When I recently traveled to New Hampshire, one thing I wish I’d taken along was a good pair of fingerless mitts. My emerging plan was to go home (to Florida) and begin creating my own mitts Fair Isle pattern.
I’m not a pattern writer, I am a pattern follower. I have no idea how to go about setting up a knitting pattern but, why can’t I learn? I’ve already learned so many things in the past decade which I ever would have imagined would be necessary for life after 50. My brain is working well, and I’ve taught myself numerous new tasks. The best way to do something new and challenging is to jump in!
My favorite yarn for colorwork, or Fair Isle, is pure wool, like Jamieson and Smith, Rauma, and the likes. I’ve used it for knitting Katie’s Kep (twice), Tettegouche hat, and the Keramos Cowl.
Jamieson & Smith jumper weight yarn comes in many colors and in affordable, little skeins, so I can gather lots of colors without spending a ton of money. (Fairlight Fibers has this yarn at a great price.) I also have a few skeins of Rauma Finull, and Tuku wool.
Knitting in stranded colorwork means using a little of each color, with more used for the main color. Mitts, mittens, socks and hats will use very little yarn compared to bigger projects like shawls and sweaters. I plan to focus on these smaller projects for a while.
Ideas For Getting Started With My Mitts Pattern
The best way to figure how many stitches I will use, is to have a mitt or mitten that is already knit. If I know the count, and that mitten fits me, I can begin my own pattern (for my own personal use) with that number of stitches. This works as my gauge.
The Hedgerow Fingerless Mittens (Ravelry page) is a FREE pattern offered by Mary Ann Stephens. I considered knitting this one first. Knitting up a free pattern would be a good place to start when creating my own mitts.
Although I like the Hedgerow mitts, I chose to knit a free pattern called Fair Isle Mitts. I was happy with the outcome and loosely based my own mitts pattern after that one.
Planning the Cuff
What I like about these mitts patterns is that they have a fairly short cuff. I don’t like a long cuff going up my arm for something like this. These mitts will be used for in the house when mornings are chilly, or when the weather is not quite bad enough for mittens. No long cuff is needed.
I can begin with a Latvian Braid, as I did in the Glissade mittens. Or I could begin with a corrugated rib as with the Oulu Mitts. A simple K1, P1 rib would work too.

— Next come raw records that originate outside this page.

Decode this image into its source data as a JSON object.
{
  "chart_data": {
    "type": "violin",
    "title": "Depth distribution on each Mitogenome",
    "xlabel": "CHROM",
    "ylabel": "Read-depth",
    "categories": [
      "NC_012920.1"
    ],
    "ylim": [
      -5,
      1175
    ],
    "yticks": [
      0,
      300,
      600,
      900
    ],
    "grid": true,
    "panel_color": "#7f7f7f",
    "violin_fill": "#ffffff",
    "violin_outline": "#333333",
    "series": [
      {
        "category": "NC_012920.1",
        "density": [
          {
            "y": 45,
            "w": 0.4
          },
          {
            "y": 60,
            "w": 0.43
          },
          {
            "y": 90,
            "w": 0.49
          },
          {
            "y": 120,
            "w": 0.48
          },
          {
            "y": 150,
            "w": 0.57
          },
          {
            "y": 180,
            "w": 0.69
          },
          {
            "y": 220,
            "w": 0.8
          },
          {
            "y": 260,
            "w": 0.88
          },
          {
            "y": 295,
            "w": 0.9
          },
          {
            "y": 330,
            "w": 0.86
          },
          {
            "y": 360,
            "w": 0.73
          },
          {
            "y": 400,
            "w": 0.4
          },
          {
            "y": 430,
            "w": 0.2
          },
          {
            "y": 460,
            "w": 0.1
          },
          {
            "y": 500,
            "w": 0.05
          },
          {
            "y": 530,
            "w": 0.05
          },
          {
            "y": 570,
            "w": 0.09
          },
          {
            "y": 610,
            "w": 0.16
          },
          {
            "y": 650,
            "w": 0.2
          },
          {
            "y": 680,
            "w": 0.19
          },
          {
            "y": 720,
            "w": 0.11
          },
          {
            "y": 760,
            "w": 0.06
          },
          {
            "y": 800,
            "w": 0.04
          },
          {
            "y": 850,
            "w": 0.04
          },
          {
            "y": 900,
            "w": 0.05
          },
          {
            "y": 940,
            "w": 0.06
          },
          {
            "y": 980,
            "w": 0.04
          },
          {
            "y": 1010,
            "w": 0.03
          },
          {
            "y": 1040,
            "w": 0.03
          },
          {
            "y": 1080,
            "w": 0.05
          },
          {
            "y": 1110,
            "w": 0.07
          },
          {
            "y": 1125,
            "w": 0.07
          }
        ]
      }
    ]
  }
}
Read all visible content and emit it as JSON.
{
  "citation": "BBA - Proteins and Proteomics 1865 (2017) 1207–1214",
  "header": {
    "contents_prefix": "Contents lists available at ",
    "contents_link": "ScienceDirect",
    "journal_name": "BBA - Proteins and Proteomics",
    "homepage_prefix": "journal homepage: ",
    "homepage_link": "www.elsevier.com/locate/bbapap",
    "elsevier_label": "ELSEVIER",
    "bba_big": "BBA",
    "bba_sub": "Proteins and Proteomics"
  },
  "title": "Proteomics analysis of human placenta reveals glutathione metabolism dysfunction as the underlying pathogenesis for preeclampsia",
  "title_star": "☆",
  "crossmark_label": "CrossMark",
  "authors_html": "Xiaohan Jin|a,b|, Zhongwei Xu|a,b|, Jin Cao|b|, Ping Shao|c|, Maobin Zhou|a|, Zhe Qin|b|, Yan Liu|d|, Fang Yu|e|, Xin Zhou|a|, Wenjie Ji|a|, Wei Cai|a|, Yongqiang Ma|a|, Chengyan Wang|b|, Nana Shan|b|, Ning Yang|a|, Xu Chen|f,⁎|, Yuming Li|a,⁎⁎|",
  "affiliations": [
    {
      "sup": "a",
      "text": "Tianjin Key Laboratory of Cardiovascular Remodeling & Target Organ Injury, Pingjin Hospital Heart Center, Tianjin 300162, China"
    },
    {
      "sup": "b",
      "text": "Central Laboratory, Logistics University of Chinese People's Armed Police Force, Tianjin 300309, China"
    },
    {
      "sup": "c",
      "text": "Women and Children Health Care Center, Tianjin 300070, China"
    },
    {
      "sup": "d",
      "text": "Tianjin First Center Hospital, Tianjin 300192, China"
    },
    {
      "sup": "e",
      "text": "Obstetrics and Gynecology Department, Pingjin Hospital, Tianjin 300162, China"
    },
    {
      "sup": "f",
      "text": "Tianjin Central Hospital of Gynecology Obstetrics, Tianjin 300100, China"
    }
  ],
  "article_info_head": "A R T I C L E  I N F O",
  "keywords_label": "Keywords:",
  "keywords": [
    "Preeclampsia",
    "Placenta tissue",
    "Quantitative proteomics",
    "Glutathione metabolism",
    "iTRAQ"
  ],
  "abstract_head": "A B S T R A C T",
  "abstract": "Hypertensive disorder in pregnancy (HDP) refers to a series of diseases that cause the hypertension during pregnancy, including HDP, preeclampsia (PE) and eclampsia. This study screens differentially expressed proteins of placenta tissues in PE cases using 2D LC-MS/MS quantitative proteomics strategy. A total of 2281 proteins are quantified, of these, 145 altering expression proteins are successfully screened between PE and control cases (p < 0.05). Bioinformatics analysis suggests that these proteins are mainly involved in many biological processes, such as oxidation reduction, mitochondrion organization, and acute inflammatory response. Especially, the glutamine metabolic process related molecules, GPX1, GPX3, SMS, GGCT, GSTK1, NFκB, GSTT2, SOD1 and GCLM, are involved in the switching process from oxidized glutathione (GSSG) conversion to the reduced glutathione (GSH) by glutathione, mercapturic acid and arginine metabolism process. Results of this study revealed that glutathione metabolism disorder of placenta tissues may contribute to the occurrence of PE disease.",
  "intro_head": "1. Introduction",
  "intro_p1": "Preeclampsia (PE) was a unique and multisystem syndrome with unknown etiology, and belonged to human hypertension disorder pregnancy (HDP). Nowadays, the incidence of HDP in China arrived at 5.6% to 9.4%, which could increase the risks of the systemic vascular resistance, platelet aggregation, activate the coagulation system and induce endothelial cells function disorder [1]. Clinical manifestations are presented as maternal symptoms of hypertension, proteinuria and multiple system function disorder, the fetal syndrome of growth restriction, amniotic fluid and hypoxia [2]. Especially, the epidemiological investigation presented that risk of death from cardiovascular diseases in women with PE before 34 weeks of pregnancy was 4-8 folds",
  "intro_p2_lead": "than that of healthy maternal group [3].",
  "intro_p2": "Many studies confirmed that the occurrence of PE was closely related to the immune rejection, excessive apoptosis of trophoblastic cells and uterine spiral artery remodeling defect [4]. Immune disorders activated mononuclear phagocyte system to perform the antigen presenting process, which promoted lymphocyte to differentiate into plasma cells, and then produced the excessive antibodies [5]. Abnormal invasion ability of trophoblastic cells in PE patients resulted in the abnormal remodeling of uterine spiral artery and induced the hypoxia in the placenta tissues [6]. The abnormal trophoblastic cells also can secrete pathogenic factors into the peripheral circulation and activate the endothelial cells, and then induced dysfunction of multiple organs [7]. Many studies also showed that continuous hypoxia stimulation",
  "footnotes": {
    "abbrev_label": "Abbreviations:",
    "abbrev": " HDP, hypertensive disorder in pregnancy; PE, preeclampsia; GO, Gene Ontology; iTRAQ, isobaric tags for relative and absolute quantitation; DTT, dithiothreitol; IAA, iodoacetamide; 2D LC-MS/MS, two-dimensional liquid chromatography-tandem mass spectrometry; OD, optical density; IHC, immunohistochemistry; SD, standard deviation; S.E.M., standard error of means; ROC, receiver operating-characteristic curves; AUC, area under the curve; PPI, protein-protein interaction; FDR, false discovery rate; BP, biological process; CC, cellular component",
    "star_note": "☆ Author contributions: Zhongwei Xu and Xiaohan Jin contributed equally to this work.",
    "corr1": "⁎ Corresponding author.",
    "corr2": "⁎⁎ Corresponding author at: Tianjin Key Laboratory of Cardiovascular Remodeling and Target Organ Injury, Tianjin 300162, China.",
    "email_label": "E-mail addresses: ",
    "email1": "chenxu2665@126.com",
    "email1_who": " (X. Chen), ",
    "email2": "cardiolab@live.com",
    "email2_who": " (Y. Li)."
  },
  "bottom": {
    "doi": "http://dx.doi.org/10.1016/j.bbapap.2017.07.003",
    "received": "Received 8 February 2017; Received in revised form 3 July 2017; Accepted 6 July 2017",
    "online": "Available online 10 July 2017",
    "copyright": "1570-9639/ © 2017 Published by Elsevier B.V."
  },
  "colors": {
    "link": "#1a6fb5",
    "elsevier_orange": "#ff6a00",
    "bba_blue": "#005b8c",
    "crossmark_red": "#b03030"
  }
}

I chose a simple long-tail cast on, then 2×2 rib. I changed color after five rows. I cast-on only 52 stitches, because my daughter has skinny wrists, and then increased to 56 for the colorwork on the hand.
Planning the Colorwork
After knitting the Fair Isle Mitts, I can follow the thumb increases suggested. I needed to find colorwork patterns to follow for the top of the hand and the palm.
My knitting book library consists of some nice examples of Fair Isle graphs. These mitts will be for my daughter, so I’ll look for motifs that would be cute or pretty to appeal to her.
It really helped me to see the design by drawing it out and using colored pencils.
I’d like the palm of the mitt to have a small, repeating pattern, and the top of hand to have a larger design. The thumbs could be stripes. It helps to have books on hand which offer lots of little patterns to choose from.
Colors will be purple and green, with possibly another overall base color which is lighter in color.
The Mitts Design I Chose to Knit
After deciding on the flower pattern and finding yarn colors I liked, I jumped in and began knitting!
The first mitt I knit was for the left hand. I followed a flower pattern, for the top of hand, came from a book of hats I own. I also did a repeating pattern from another book. I changed that on the Right Hand mitt and gave the palm a pattern of rows with alternating colors.
I just carried the colors as stripes on the thumbs.
For the second mitt, I also added a neutral line of white up the edge to separate the top from the palm. I did not do a line of alternating color after the braid either. In other words, I changed what I didn’t like about the first mitt.
Final Words on Knitting My Own Mitts Pattern
The size is good on these mitts and I’m fairly happy with the colors. I learned a few things which I can carry over to the next pair of mitts I knit.
This design is for my own personal use and not a pattern you will find anywhere. The flowers are part of the Peerie Flooers hat in the Milarrochy Heids pattern book. I may have to knit the hat now to go with these mitts.